Donald Trump non ci sta e va all’attacco. Attraverso alcuni tweet velenosi, il miliardario ha criticato ieri la decisione, definendola controproducente, in quanto tendente ad allontanare dall’elefantino i voti degli indipendenti. Mai come oggi il GOP avrebbe bisogno di allargare la propria base elettorale – argomenta Trump – e la scelta del partito non potrà che rivelarsi un “errore suicida”(tanto più in seno a uno Stato, in cui negli ultimi anni i democratici sono riusciti a prendere sempre più piede).

Al di là delle polemiche estemporanee, è abbastanza evidente come in Virginia la strategia del Partito Repubblicano sia quella di mettere i bastoni tra le ruote al magnate: estromettendo dal voto gli indipendenti, si tenta infatti di escludere un bacino elettorale potenzialmente vicino alle posizioni di Trump, cercando di impedirgli di concretizzare nelle urne il grandioso vantaggio che ad oggi i sondaggi continuano a conferirgli. Una strategia che ciononostante potrebbe rivelarsi un’arma a doppio taglio.
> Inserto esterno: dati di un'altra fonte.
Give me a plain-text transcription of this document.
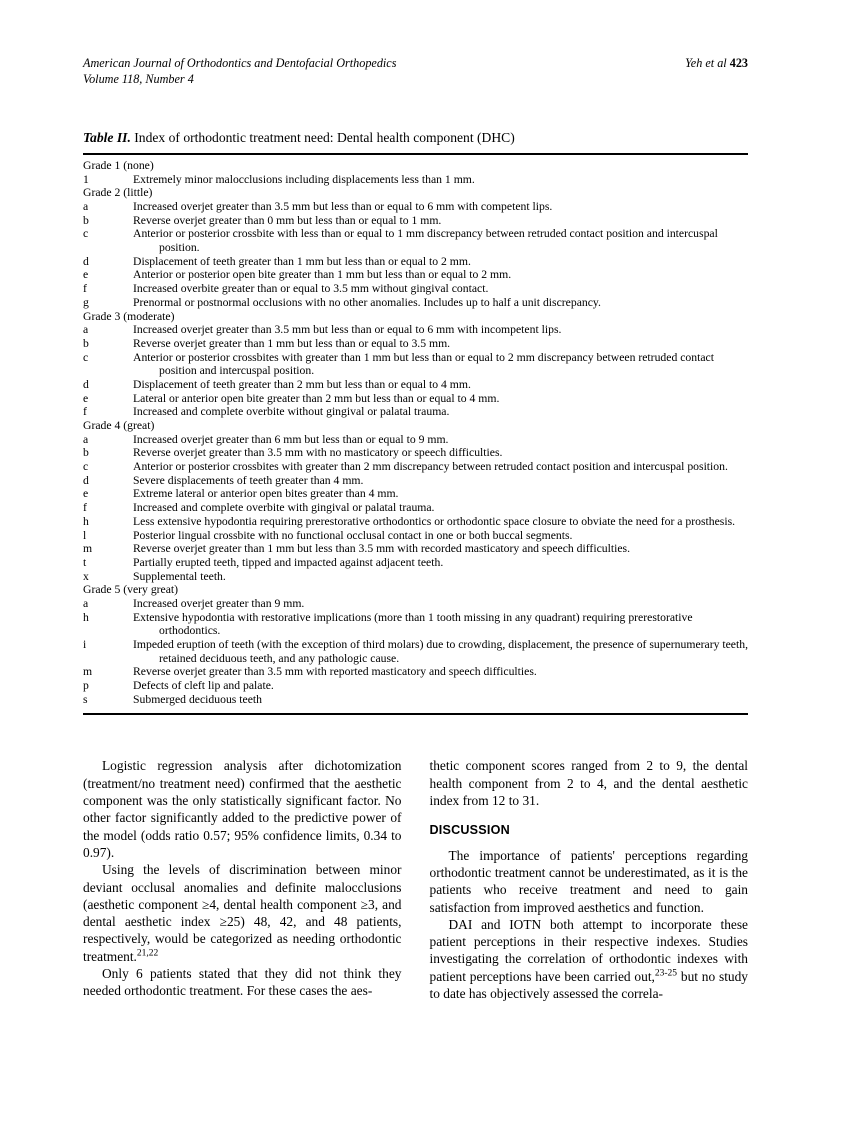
American Journal of Orthodontics and Dentofacial Orthopedics
Volume 118, Number 4
Yeh et al 423
Table II. Index of orthodontic treatment need: Dental health component (DHC)
Grade 1 (none)
1	Extremely minor malocclusions including displacements less than 1 mm.
Grade 2 (little)
a	Increased overjet greater than 3.5 mm but less than or equal to 6 mm with competent lips.
b	Reverse overjet greater than 0 mm but less than or equal to 1 mm.
c	Anterior or posterior crossbite with less than or equal to 1 mm discrepancy between retruded contact position and intercuspal position.
d	Displacement of teeth greater than 1 mm but less than or equal to 2 mm.
e	Anterior or posterior open bite greater than 1 mm but less than or equal to 2 mm.
f	Increased overbite greater than or equal to 3.5 mm without gingival contact.
g	Prenormal or postnormal occlusions with no other anomalies. Includes up to half a unit discrepancy.
Grade 3 (moderate)
a	Increased overjet greater than 3.5 mm but less than or equal to 6 mm with incompetent lips.
b	Reverse overjet greater than 1 mm but less than or equal to 3.5 mm.
c	Anterior or posterior crossbites with greater than 1 mm but less than or equal to 2 mm discrepancy between retruded contact position and intercuspal position.
d	Displacement of teeth greater than 2 mm but less than or equal to 4 mm.
e	Lateral or anterior open bite greater than 2 mm but less than or equal to 4 mm.
f	Increased and complete overbite without gingival or palatal trauma.
Grade 4 (great)
a	Increased overjet greater than 6 mm but less than or equal to 9 mm.
b	Reverse overjet greater than 3.5 mm with no masticatory or speech difficulties.
c	Anterior or posterior crossbites with greater than 2 mm discrepancy between retruded contact position and intercuspal position.
d	Severe displacements of teeth greater than 4 mm.
e	Extreme lateral or anterior open bites greater than 4 mm.
f	Increased and complete overbite with gingival or palatal trauma.
h	Less extensive hypodontia requiring prerestorative orthodontics or orthodontic space closure to obviate the need for a prosthesis.
l	Posterior lingual crossbite with no functional occlusal contact in one or both buccal segments.
m	Reverse overjet greater than 1 mm but less than 3.5 mm with recorded masticatory and speech difficulties.
t	Partially erupted teeth, tipped and impacted against adjacent teeth.
x	Supplemental teeth.
Grade 5 (very great)
a	Increased overjet greater than 9 mm.
h	Extensive hypodontia with restorative implications (more than 1 tooth missing in any quadrant) requiring prerestorative orthodontics.
i	Impeded eruption of teeth (with the exception of third molars) due to crowding, displacement, the presence of supernumerary teeth, retained deciduous teeth, and any pathologic cause.
m	Reverse overjet greater than 3.5 mm with reported masticatory and speech difficulties.
p	Defects of cleft lip and palate.
s	Submerged deciduous teeth

Logistic regression analysis after dichotomization (treatment/no treatment need) confirmed that the aesthetic component was the only statistically significant factor. No other factor significantly added to the predictive power of the model (odds ratio 0.57; 95% confidence limits, 0.34 to 0.97).

Using the levels of discrimination between minor deviant occlusal anomalies and definite malocclusions (aesthetic component ≥4, dental health component ≥3, and dental aesthetic index ≥25) 48, 42, and 48 patients, respectively, would be categorized as needing orthodontic treatment.$^{21,22}$

Only 6 patients stated that they did not think they needed orthodontic treatment. For these cases the aes-

thetic component scores ranged from 2 to 9, the dental health component from 2 to 4, and the dental aesthetic index from 12 to 31.

DISCUSSION

The importance of patients' perceptions regarding orthodontic treatment cannot be underestimated, as it is the patients who receive treatment and need to gain satisfaction from improved aesthetics and function.

DAI and IOTN both attempt to incorporate these patient perceptions in their respective indexes. Studies investigating the correlation of orthodontic indexes with patient perceptions have been carried out,$^{23-25}$ but no study to date has objectively assessed the correla-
In primo luogo, in termini di immagine, rischia di consolidare ulteriormente l’idea di un establishment scorretto e arroccato sulle proprie rendite di posizione, favorendo la retorica di un Trump che ha costruito sul rifiuto del professionismo politico gran parte del suo attuale consenso. In secondo luogo poi, più in profondità, un simile stratagemma (soprattutto qualora fosse replicato in altri Stati) potrebbe fornire al miliardario un ottimo casus belli per rompere con il GOP e presentarsi da indipendente. Un’ipotesi che è costantemente circolata per mesi. E avvalorata dal comportamento di Trump durante il dibattito televisivo di Cleveland, quando si rifiutò di escludere la possibilità di correre in proprio. Un’ipotesi tuttavia da lui successivamente smentita: in occasione del quinto dibattito tra i candidati alla nomination repubblicana ha difatti ufficialmente dichiarato di non essere intenzionato a fare da terzo incomodo. E a settembre ha addirittura siglato una dichiarazione scritta, in cui si è formalmente impegnato a restare nei ranghi dell’elefantino in caso di sconfitta alle primarie.
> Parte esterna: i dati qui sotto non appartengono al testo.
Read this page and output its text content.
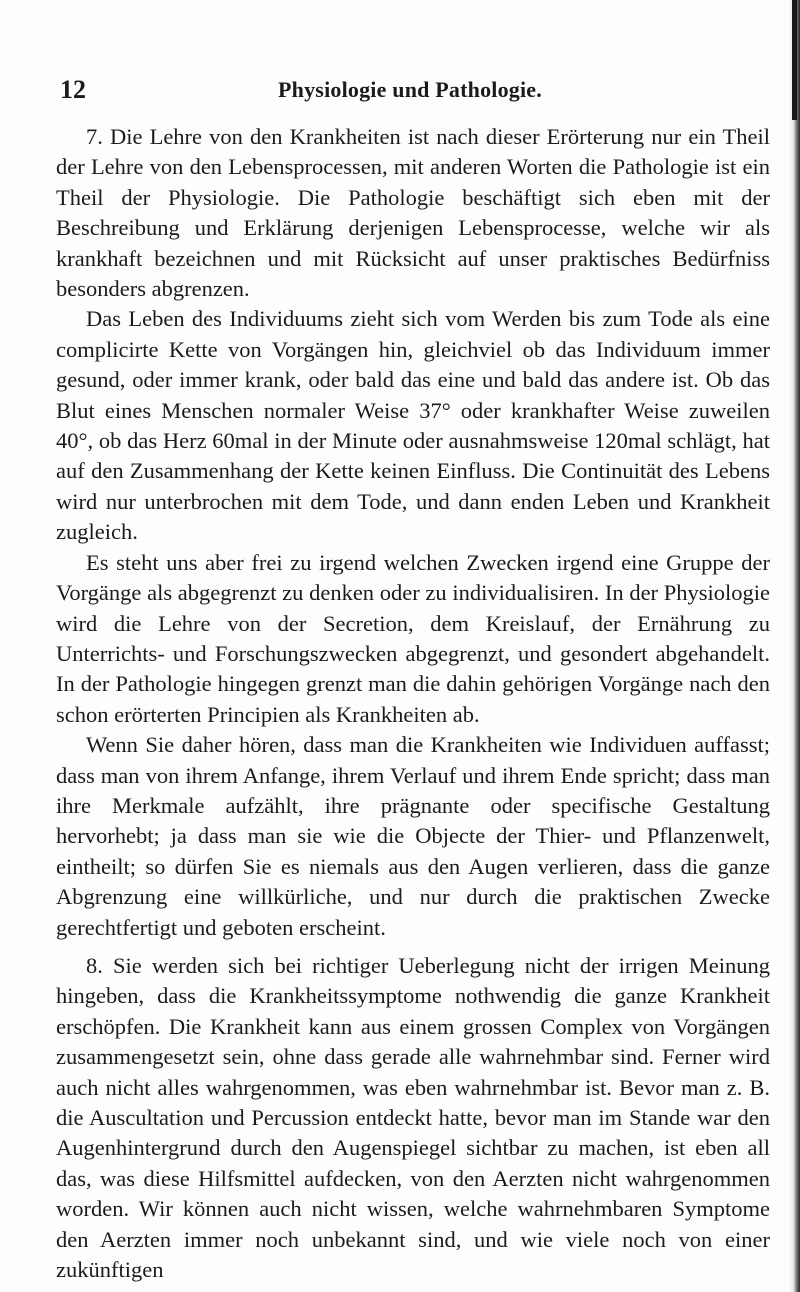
12	Physiologie und Pathologie.

7. Die Lehre von den Krankheiten ist nach dieser Erörterung nur ein Theil der Lehre von den Lebensprocessen, mit anderen Worten die Pathologie ist ein Theil der Physiologie. Die Pathologie beschäftigt sich eben mit der Beschreibung und Erklärung derjenigen Lebensprocesse, welche wir als krankhaft bezeichnen und mit Rücksicht auf unser praktisches Bedürfniss besonders abgrenzen.

Das Leben des Individuums zieht sich vom Werden bis zum Tode als eine complicirte Kette von Vorgängen hin, gleichviel ob das Individuum immer gesund, oder immer krank, oder bald das eine und bald das andere ist. Ob das Blut eines Menschen normaler Weise 37° oder krankhafter Weise zuweilen 40°, ob das Herz 60mal in der Minute oder ausnahmsweise 120mal schlägt, hat auf den Zusammenhang der Kette keinen Einfluss. Die Continuität des Lebens wird nur unterbrochen mit dem Tode, und dann enden Leben und Krankheit zugleich.

Es steht uns aber frei zu irgend welchen Zwecken irgend eine Gruppe der Vorgänge als abgegrenzt zu denken oder zu individualisiren. In der Physiologie wird die Lehre von der Secretion, dem Kreislauf, der Ernährung zu Unterrichts- und Forschungszwecken abgegrenzt, und gesondert abgehandelt. In der Pathologie hingegen grenzt man die dahin gehörigen Vorgänge nach den schon erörterten Principien als Krankheiten ab.

Wenn Sie daher hören, dass man die Krankheiten wie Individuen auffasst; dass man von ihrem Anfange, ihrem Verlauf und ihrem Ende spricht; dass man ihre Merkmale aufzählt, ihre prägnante oder specifische Gestaltung hervorhebt; ja dass man sie wie die Objecte der Thier- und Pflanzenwelt, eintheilt; so dürfen Sie es niemals aus den Augen verlieren, dass die ganze Abgrenzung eine willkürliche, und nur durch die praktischen Zwecke gerechtfertigt und geboten erscheint.

8. Sie werden sich bei richtiger Ueberlegung nicht der irrigen Meinung hingeben, dass die Krankheitssymptome nothwendig die ganze Krankheit erschöpfen. Die Krankheit kann aus einem grossen Complex von Vorgängen zusammengesetzt sein, ohne dass gerade alle wahrnehmbar sind. Ferner wird auch nicht alles wahrgenommen, was eben wahrnehmbar ist. Bevor man z. B. die Auscultation und Percussion entdeckt hatte, bevor man im Stande war den Augenhintergrund durch den Augenspiegel sichtbar zu machen, ist eben all das, was diese Hilfsmittel aufdecken, von den Aerzten nicht wahrgenommen worden. Wir können auch nicht wissen, welche wahrnehmbaren Symptome den Aerzten immer noch unbekannt sind, und wie viele noch von einer zukünftigen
Sennonché, i fatti della Virginia rischiano di cambiare tutto. Già da qualche settimana il fulvo magnate ha mostrato più volte insofferenza verso l’establishment, accusandolo spesso di remargli contro. A questo poi si aggiunga il carattere incoerente, lunatico e balzano del miliardario, perennemente pronto a rinegoziare qualsiasi cosa. Non è quindi da escludere che – laddove si concretizzassero ulteriori operazioni volte a limitarlo – Trump possa procedere con una scissione. Uno scenario avanzato anche da Ben Schreckinger su Politico qualche giorno fa.
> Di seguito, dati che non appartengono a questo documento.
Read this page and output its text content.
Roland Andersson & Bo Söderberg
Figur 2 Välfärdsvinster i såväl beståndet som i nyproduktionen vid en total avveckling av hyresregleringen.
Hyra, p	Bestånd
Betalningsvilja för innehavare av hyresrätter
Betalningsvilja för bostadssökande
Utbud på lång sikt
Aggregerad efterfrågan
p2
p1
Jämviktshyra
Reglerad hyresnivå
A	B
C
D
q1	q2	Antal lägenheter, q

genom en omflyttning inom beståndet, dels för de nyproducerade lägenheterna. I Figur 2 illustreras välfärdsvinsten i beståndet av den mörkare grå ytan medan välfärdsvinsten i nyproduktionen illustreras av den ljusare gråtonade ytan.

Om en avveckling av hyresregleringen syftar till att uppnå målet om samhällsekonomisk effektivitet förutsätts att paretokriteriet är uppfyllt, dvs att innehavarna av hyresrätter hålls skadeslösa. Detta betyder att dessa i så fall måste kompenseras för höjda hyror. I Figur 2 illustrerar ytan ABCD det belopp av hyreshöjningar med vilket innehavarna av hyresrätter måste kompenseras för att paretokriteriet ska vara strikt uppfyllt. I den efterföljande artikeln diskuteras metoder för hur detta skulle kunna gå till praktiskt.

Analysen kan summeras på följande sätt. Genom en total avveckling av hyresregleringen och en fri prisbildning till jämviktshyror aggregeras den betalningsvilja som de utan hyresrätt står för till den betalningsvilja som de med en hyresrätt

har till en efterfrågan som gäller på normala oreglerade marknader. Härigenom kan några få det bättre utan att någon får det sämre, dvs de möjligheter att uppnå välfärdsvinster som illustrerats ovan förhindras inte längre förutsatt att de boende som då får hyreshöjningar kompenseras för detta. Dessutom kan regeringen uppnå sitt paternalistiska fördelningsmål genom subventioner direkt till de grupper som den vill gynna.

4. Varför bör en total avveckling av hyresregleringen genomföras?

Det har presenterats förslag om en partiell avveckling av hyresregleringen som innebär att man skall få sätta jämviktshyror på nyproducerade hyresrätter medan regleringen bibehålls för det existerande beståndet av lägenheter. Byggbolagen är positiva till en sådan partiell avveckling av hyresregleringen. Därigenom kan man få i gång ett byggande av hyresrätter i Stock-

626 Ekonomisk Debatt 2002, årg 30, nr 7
Il rischio è allora che il Partito Repubblicano, per cercare di neutralizzare Trump alle primarie, finisca col ritrovarsi la concorrenza di un terzo partito. Un partito che – qualora nascesse – non avrebbe la minima possibilità di vittoria. Ma che potrebbe comunque risultare letale proprio per il GOP, sottraendogli voti preziosi e azzoppandolo così nel conflitto con Hillary Clinton alla general election (quella stessa Hillary che ha tuttavia un problema simile a sinistra con il socialista Bernie Sanders). E alla fine allora per l’elefantino torna inquietantemente a palesarsi lo spettro di Ross Perot: il miliardario che, sceso in campo da indipendente per le presidenziali del 1992, succhiò ampi consensi a George H. Bush, contribuendo così a decretarne l’inattesa sconfitta.

Trump per il momento sbuffa e prende tempo. Ma la cosa che lascia più perplessi è che numerosi dirigenti repubblicani non abbiano ancora capito come le polemiche indignate e gli sgambetti tattici costituiscano il modo migliore per farlo restare sulla cresta dell’onda.